C’est la convivialité, la discussion sociale permanente, la cohabitation pacifique, mais aussi la volonté de faire de la conversation artistique comme œuvre de partage. Les Récréâtrales sont invités pour leur expérience d’occupation et d’installation d’un territoire, à travers leur esthétique scénographique d’habiter les lieux ouverts de la ville, de créer des espaces de discussion. On est là pour partager cette expérience burkinabè. Au Burkina Faso, le théâtre est aussi un espace de cotisation, de parenté, de nouvelles amitiés, de nouvelles familles. On essaie de venir ici pour installer cet esprit en tentant de faire œuvre de contamination.

 Vous-même vous présentez ce vendredi aux Francophonies une lecture-performance, Sony, l’avertisseur entêté. Sony Labou Tansi, vingt ans après sa mort, est-il toujours le voyant de notre temps ?

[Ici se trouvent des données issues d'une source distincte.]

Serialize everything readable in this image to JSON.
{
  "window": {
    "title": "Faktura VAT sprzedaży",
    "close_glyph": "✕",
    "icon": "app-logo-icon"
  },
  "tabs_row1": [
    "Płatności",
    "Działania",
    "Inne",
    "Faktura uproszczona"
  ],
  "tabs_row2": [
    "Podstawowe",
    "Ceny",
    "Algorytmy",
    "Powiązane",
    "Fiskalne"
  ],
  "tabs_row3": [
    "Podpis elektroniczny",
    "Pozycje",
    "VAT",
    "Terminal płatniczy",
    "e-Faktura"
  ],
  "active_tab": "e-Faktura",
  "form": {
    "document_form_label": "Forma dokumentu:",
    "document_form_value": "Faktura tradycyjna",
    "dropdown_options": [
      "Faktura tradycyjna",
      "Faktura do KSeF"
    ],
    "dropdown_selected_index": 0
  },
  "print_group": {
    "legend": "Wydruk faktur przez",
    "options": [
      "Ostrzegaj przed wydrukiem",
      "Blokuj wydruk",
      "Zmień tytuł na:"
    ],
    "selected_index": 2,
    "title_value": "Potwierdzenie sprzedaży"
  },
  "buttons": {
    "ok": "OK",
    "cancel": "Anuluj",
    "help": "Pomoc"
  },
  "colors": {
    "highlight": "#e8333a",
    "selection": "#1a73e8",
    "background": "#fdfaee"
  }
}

Oui. Le poète est toujours hors de son temps. Le poète est toujours un homme penché qui voit plus loin que le reste, et qui peut prévenir les dérives et les malheurs. Dans plusieurs textes de Sony Labou Tansi, j’ai observé qu’il nous met en garde contre le recul de la conscience, du rêve, pour finalement faire place à la barbarie. Sony, l’avertisseur entêté est le poète dont la voix reste d’une extrême vérité et lucidité.